YARGITAY KARARI
DAİRE : 6. Hukuk Dairesi
ESAS NO : 2015/896
KARAR NO : 2015/1398
KARAR TARİHİ : 16.02.2015
MAHKEMESİ : İstanbul Anadolu 3. İcra Hukuk Mahkemesi
TARİHİ : 29/05/2014
NUMARASI : 2014/316-2014/496
İcra mahkemesince verilmiş bulunan yukarıda tarih ve numarası yazılı karar, davalı tarafından süresi içinde temyiz edilmiş olmakla, dosyadaki bütün kağıtlar okunup gereği görüşülüp düşünüldü.
Davacı alacaklı tarafından davalı borçlu hakkında kira alacağının tahsili amacıyla tahliye istekli olarak başlatılmış olan icra takibine davalı borçlu tarafından itiraz edilmemesi nedeni ile icra takibi kesinleşmiştir. Bunun üzerine davacı alacaklı süresinde İcra Mahkemesine başvurarak temerrüt nedeni ile kiralananın tahliyesini istemiştir. Mahkemece istemin kabulüne karar verilmesi üzerine karar davalı borçlu tarafından temyiz edilmiştir.
1-Dosya kapsamına toplanan delillere, kararın dayandığı gerekçeye göre davalının aşağıdaki bendin kapsamı dışındaki temyiz itirazları yerinde değildir.
2-Davalının ödemeye ilişkin temyiz itirazına gelince;
Türk Borçlar Kanununun 315.maddesi hükmü uyarınca temerrüt nedeniyle tahliyeye karar verilebilmesi için istenen kira parasının muaccel (istenebilir) olması ve bu kira bedelinin verilen otuz (30) günlük sürede ödenmemiş bulunması ve ihtarnamede verilen süre içerisinde kira parasının ödenmemesi halinde akdin feshedileceğinin açıkça belirtilmesi gerekir.
Takip de dayanılan ve karara esas alınan 01/01/2003 başlangıç tarihli ve bir yıl süreli kira sözleşmesi konusunda taraflar arasında bir uyuşmazlık bulunmamaktadır. Davacı alacaklı tarafından 03/02/2014 tarihinde başlatılmış olan icra takibi ile 2014 yılı Ocak ayı kirasının tahsili istenmiştir. Davalı borçlu temyiz dilekçesi ile birlikte 08/04/2014 tarih 4.500,00 TL bedelli – 05/03/2014 ve 3.000,00 TL bedelli – 10/02/2014 tarih ve 5.000,00 TL bedelli üç adet ödeme belgesi sunmuştur.

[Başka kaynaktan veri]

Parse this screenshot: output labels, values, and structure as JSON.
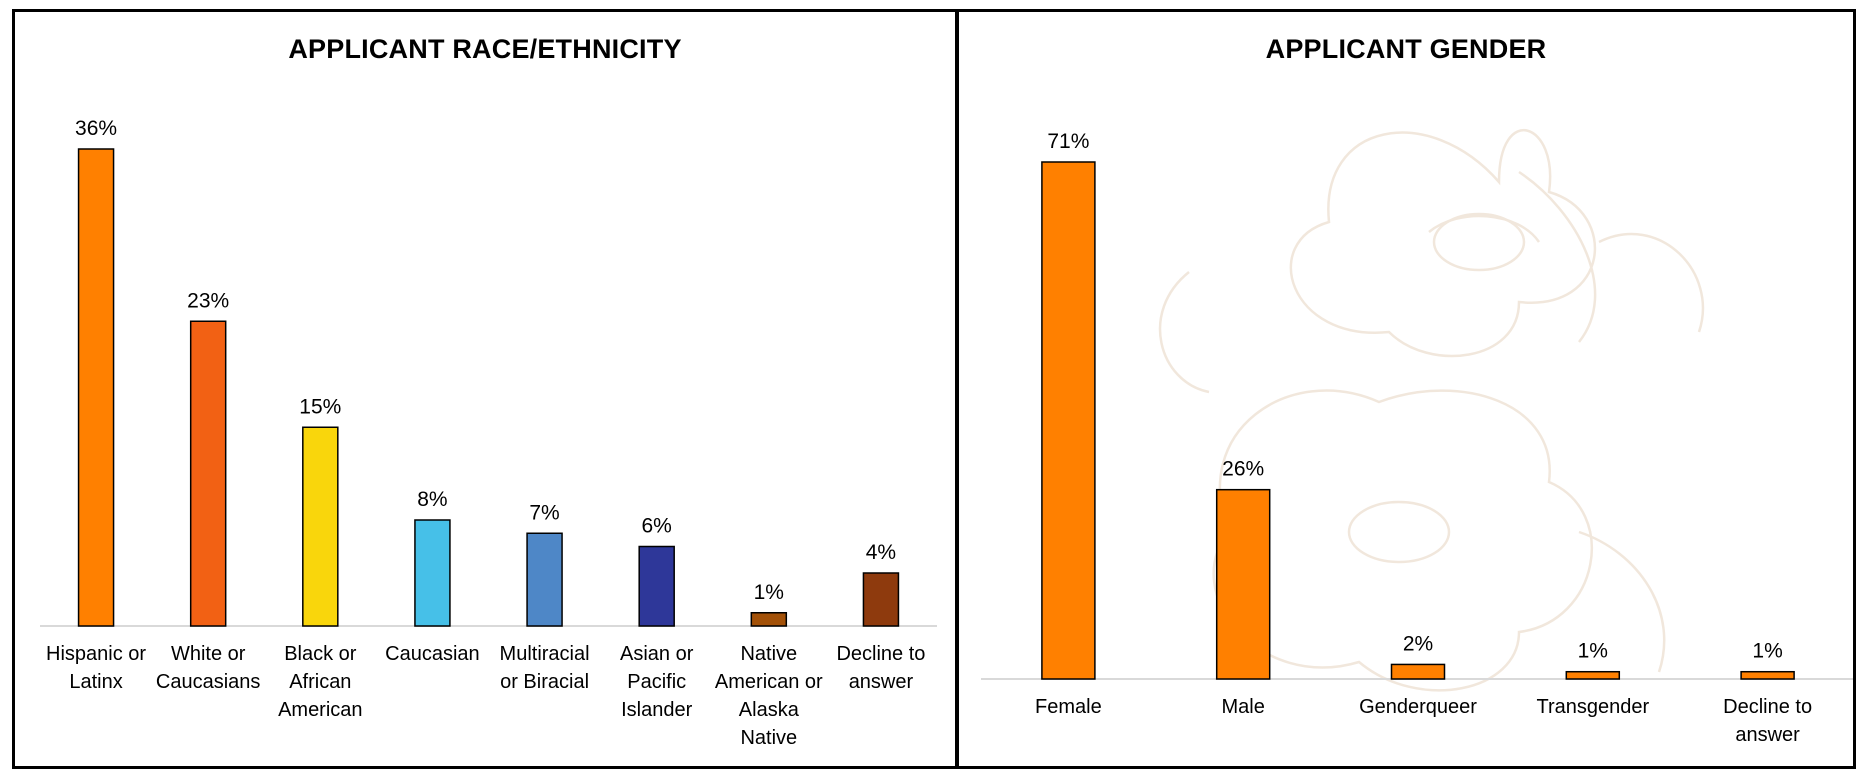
{
  "chart_data": [
    {
      "type": "bar",
      "title": "APPLICANT RACE/ETHNICITY",
      "categories": [
        "Hispanic or Latinx",
        "White or Caucasians",
        "Black or African American",
        "Caucasian",
        "Multiracial or Biracial",
        "Asian or Pacific Islander",
        "Native American or Alaska Native",
        "Decline to answer"
      ],
      "values": [
        36,
        23,
        15,
        8,
        7,
        6,
        1,
        4
      ],
      "value_labels": [
        "36%",
        "23%",
        "15%",
        "8%",
        "7%",
        "6%",
        "1%",
        "4%"
      ],
      "colors": [
        "#ff8000",
        "#f26114",
        "#f9d60c",
        "#46c0e8",
        "#4e87c7",
        "#2e3799",
        "#a35108",
        "#8e3a0d"
      ],
      "ylim": [
        0,
        36
      ],
      "grid": false,
      "legend": "none"
    },
    {
      "type": "bar",
      "title": "APPLICANT GENDER",
      "categories": [
        "Female",
        "Male",
        "Genderqueer",
        "Transgender",
        "Decline to answer"
      ],
      "values": [
        71,
        26,
        2,
        1,
        1
      ],
      "value_labels": [
        "71%",
        "26%",
        "2%",
        "1%",
        "1%"
      ],
      "colors": [
        "#ff8000",
        "#ff8000",
        "#ff8000",
        "#ff8000",
        "#ff8000"
      ],
      "ylim": [
        0,
        71
      ],
      "grid": false,
      "legend": "none"
    }
  ]
}
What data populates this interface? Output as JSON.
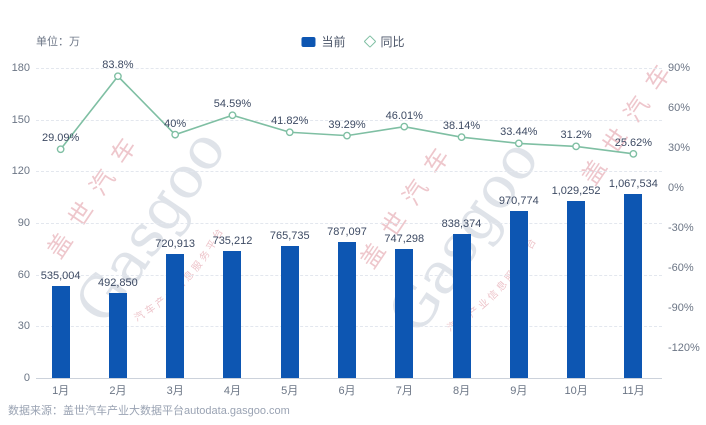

Her ne kadar temyiz aşamasında sunulsa da hükmün esasını etkileyen bu belgelerin yeniden değerlendirilerek sonucuna göre bir karar verilmesi gerekirken yazılı şekilde karar verilmesi doğru değildir.
Bu durumda mahkemece temyiz dilekçesine ekli ödemeye ilişkin, borcu sona erdiren belgelerden olan banka dekontları üzerinde durulması, temerrüt olgusunun oluşup oluşmadığının değerlendirilmesi ve sonucuna göre hüküm kurulması gerekir.
Karar bu nedenle bozulmalıdır.
SONUÇ:Yukarıda açıklanan nedenlerle temyiz itirazlarının kabulü ile 6100 sayılı HMK.ya 6217 Sayılı Kanunla eklenen geçici 3.madde hükmü gözetilerek HUMK.nın 428 ve İİK.nın 366.maddesi uyarınca kararın BOZULMASINA, istek halinde peşin alınan temyiz harcının temyiz edene iadesine, 16.02.2015 tarihinde oybirliğiyle karar verildi.